Historically, the most important consequences of the League of Blood Incident sprang from the trial, which gave Inoue and his co-defendants a platform from which to broadcast their ultra-nationalist views. Many in the Japanese public came to sympathize with the aims of the conspirators, if not their methods. Following the trial it became harder for courts to deal harshly with terrorists who claimed to be acting in the interests of the Emperor. In a more general sense, the trial and its aftermath contributed to the erosion of the rule of law in 1930s Japan.

Sentenced to life imprisonment in 1934, Inoue was released under a general amnesty in 1940, and died in 1967. This incident inspired the central plot of Yukio Mishima's novel Runaway Horses.

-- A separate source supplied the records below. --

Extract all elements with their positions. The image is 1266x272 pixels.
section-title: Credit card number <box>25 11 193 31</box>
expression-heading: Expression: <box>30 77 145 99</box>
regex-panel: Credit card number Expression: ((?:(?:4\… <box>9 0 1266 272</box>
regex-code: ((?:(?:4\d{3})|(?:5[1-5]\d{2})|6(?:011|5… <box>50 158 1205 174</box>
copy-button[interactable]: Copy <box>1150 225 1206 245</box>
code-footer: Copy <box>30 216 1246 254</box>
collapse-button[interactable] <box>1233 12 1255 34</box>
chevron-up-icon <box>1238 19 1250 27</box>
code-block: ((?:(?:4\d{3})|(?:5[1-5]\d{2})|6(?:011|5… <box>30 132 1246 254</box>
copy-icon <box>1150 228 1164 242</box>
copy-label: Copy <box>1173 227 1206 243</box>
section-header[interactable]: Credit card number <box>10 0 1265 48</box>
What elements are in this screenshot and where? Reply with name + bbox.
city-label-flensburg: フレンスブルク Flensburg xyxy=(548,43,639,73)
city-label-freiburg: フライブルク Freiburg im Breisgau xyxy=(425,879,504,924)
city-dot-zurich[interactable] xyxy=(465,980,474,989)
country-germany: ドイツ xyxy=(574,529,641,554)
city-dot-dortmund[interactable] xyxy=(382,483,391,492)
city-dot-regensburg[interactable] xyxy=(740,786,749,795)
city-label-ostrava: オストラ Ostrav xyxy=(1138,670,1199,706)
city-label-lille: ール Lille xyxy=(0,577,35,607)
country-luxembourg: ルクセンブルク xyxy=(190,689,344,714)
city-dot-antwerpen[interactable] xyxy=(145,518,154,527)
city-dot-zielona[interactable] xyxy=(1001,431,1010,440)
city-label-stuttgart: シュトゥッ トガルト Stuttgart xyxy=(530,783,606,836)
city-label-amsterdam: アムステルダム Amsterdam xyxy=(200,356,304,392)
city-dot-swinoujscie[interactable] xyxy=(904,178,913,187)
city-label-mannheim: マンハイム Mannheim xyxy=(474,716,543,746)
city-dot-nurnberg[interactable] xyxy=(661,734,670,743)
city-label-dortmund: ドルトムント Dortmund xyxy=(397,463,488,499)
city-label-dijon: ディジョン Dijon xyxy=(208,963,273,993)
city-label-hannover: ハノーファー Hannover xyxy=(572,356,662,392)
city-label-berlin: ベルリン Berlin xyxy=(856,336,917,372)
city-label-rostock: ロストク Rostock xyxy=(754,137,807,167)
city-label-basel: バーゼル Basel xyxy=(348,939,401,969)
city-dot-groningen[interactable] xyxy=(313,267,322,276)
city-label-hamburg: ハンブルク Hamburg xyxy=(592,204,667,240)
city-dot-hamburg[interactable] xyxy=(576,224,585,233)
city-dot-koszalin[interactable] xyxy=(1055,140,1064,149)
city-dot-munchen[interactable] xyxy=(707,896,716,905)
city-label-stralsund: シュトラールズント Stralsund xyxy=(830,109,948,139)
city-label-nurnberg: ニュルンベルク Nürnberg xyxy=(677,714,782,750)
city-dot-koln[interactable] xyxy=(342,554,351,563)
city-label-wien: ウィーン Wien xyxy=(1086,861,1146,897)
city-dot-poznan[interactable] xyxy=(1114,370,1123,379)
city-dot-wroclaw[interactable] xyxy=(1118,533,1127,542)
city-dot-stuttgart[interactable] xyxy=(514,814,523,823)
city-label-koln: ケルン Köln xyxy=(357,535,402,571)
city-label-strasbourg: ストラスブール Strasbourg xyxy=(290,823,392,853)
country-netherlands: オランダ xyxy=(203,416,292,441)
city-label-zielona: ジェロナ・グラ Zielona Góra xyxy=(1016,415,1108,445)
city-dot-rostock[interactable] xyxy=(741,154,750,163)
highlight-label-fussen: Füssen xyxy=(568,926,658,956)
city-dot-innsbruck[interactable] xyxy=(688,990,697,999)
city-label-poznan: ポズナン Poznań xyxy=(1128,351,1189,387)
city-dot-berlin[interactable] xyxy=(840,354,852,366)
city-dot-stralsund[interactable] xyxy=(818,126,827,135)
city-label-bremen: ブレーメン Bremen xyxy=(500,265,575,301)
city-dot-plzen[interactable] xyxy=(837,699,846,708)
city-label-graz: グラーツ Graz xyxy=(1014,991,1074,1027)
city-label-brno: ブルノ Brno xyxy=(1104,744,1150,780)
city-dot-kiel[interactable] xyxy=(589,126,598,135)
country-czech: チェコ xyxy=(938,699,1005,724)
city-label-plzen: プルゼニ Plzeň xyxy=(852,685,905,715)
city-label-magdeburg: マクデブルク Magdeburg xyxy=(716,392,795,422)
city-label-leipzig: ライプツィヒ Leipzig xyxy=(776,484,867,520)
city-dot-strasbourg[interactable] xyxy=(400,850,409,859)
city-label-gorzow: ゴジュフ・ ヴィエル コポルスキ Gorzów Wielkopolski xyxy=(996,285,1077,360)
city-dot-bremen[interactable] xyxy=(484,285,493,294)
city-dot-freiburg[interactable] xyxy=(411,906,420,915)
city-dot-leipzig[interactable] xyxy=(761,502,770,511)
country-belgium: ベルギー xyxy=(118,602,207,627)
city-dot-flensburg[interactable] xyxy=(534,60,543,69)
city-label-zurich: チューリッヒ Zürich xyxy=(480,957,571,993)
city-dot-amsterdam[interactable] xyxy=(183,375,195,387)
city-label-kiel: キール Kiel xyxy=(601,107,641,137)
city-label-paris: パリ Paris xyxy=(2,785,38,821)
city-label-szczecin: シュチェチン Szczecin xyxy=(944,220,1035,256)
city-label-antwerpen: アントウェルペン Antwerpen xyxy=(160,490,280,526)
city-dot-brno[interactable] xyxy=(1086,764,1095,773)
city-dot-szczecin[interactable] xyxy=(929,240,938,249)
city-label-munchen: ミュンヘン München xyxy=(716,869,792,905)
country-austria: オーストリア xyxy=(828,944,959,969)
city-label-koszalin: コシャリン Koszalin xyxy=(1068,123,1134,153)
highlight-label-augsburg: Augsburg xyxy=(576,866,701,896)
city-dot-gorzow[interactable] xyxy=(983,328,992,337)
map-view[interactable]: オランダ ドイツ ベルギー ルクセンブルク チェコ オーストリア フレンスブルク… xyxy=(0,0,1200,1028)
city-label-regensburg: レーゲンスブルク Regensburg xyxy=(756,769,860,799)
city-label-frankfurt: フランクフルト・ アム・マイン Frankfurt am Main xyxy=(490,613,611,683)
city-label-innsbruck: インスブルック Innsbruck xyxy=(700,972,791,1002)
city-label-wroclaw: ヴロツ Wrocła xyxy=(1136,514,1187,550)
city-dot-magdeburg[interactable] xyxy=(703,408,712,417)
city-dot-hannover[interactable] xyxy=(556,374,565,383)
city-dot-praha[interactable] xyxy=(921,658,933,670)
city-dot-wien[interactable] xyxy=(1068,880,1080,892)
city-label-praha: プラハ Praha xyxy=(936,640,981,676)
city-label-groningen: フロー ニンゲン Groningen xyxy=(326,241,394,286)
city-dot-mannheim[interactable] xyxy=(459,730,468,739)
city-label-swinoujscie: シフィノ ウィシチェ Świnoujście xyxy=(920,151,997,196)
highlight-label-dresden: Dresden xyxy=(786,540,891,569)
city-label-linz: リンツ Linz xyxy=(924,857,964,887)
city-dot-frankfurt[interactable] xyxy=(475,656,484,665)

== Postwar investigation ==
In December 1945, following the defeat of Japan in World War II, the Supreme Commander for the Allied Powers (GHQ) required the Japanese government to turn over police records, trial records, and other materials related to incidents taking place between 1932 and 1940 that had been classified as terrorism, including the League of Blood Incident.